Per tornare all'esempio dei taxi, e chiudere: invece di accanirsi nel tentativo di liberalizzazione frontale (fermandosi al più, a metà del dannatissimo guado), non potrebbe essere - se anche teoricamente non corretto - più efficace tentare di aprire l'offerta da un lato, e di introdurre un meccanismo "ammortizzante" che preveda la socializzazione di parte dei costi delle licenze dall'altro? In tal modo i tassisti attuali sarebbero più disposti a mandar giù la pillola e si avrebbero maggiori probabilità di interrompere quel circolo di cui sopra.

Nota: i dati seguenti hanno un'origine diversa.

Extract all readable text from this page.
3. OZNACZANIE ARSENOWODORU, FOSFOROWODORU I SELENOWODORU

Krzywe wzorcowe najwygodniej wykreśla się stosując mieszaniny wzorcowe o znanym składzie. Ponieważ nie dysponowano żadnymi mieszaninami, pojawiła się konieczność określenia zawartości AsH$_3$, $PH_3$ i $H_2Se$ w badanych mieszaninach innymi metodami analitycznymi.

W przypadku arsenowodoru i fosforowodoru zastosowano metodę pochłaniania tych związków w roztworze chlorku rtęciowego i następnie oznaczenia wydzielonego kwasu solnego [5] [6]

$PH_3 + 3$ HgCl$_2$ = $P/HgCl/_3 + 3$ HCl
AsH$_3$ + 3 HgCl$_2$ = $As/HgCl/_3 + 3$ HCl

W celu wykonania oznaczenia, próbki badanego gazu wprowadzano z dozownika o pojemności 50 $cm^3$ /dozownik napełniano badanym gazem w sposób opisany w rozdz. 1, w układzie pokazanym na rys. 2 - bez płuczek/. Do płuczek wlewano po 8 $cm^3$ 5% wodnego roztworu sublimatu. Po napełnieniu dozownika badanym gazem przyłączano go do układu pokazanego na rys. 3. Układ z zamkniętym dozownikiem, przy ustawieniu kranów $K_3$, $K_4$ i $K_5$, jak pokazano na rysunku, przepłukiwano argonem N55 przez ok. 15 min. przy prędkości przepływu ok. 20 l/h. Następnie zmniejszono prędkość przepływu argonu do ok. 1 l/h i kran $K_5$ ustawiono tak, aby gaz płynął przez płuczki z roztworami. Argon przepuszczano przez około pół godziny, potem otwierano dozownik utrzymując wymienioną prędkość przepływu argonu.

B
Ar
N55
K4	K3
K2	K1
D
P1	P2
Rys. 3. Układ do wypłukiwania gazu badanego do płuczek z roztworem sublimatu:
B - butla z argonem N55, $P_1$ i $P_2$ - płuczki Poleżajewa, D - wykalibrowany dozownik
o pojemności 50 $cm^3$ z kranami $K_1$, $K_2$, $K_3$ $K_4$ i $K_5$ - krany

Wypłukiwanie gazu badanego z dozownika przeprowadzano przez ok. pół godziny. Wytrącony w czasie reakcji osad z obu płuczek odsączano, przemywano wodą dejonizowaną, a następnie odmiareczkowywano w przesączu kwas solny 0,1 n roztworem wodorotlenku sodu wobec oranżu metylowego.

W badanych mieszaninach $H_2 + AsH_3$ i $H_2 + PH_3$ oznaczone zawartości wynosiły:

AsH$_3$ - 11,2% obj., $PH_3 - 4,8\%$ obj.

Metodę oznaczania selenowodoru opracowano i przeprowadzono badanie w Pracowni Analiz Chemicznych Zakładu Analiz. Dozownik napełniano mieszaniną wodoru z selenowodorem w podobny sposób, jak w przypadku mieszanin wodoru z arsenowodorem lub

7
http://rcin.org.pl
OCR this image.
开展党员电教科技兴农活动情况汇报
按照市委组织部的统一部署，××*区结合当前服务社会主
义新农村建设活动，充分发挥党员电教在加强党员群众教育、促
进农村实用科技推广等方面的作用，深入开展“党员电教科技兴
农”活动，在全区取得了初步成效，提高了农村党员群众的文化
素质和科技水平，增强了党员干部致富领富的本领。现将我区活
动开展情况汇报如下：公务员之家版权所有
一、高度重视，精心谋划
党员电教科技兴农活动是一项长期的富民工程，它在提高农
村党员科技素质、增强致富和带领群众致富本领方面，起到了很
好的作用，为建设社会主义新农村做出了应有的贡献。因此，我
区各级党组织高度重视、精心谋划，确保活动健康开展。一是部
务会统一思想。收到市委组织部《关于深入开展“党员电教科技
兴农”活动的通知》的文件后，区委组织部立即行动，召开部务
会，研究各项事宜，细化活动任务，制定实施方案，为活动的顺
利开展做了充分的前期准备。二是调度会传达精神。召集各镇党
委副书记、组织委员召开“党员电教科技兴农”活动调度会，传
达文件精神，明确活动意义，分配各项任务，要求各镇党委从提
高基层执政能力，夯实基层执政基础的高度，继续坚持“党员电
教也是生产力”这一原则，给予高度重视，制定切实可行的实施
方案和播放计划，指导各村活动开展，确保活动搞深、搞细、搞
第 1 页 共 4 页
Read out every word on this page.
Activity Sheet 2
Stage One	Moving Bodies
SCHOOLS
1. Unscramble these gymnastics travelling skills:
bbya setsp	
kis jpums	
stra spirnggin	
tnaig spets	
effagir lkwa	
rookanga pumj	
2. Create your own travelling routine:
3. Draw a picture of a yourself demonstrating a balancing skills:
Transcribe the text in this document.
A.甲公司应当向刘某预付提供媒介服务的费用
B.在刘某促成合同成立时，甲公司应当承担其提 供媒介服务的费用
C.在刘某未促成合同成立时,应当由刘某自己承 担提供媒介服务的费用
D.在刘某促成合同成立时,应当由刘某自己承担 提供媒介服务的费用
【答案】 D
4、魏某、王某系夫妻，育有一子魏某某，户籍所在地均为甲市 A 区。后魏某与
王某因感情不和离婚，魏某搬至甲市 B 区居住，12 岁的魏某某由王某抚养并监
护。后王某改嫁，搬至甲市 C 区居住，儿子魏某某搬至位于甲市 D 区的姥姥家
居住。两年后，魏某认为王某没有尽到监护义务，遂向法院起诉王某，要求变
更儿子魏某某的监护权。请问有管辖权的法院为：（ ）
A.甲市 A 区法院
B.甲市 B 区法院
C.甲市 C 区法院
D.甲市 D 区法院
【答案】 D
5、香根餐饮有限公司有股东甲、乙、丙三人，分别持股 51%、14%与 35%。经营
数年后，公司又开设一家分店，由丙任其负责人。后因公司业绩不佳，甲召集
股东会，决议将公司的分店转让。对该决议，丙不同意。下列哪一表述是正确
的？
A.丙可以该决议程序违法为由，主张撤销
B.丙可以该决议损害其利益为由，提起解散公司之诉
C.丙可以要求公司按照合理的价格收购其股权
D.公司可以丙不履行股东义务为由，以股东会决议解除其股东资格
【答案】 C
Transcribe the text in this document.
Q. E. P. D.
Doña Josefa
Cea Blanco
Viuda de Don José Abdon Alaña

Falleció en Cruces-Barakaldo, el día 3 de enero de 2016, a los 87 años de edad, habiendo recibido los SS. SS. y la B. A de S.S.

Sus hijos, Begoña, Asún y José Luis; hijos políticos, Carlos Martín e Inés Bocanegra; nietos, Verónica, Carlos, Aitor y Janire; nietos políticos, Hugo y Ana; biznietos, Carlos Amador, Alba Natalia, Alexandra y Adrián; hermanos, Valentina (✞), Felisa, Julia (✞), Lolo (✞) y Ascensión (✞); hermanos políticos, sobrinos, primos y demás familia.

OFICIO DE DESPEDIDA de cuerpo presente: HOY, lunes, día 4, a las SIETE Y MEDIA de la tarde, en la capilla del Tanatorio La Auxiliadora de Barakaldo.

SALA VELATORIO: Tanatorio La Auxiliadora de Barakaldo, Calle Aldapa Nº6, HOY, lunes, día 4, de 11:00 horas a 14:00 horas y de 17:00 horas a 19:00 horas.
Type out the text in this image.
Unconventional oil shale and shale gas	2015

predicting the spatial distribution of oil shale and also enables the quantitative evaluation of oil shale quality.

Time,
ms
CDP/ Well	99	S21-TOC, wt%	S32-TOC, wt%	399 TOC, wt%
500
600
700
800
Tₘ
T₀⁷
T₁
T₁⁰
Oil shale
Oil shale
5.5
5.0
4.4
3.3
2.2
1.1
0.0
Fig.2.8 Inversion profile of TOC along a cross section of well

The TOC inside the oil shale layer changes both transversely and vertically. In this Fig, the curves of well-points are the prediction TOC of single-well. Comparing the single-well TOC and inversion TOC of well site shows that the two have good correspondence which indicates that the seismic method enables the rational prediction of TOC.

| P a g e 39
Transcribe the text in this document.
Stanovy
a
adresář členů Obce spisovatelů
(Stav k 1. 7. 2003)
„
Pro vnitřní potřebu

Nel ponderare la proposta, occorre tenere a mente l'entità dei costi che a livello sociale il mantenere in vita un sistema come quello dei taxi comporta: ossia il perpetuarsi di prezzi elevati e l'eccessiva scarsità delle forniture, contro un esborso monetario - la quota delle licenze - una tantum.
1 commento:
Alessandro Iaria ha centrato un punto cruciale. Il problema è la transizione: come arrivare ad una situazione di mercato, partendo da realtà che di mercato non sono. Alcuni anni fa avevamo proposto un'idea fra il serio ed il faceto: fare crescere il numero di licenze dei taxi, "regalandone" una a chi già ne deteneva una (il copyright della proposta è di Franco Romani, grande economista e persona per bene). Così facendo, teoricamente la corporazione potrebbe continuare a limitare l'offerta, ma i singoli tassiti avrebbero un incentivo tangibile a scambiare la licenza in più con danaro, che in qualche modo li risarcirebbe dell'erosione del valore della licenza che avevano precedentemente acquistato, dovuto all'aumento di numero di permessi di circolazione. A me continua sembrare un'idea mica male.
Ci sono però settori nei quali la rendita di cui gli attuali garantiti godono è talmente scandalosa (vedi alla voce "farmacisti"), che forse proponendo strategie di compensazione si fa una doppia ingiustizia.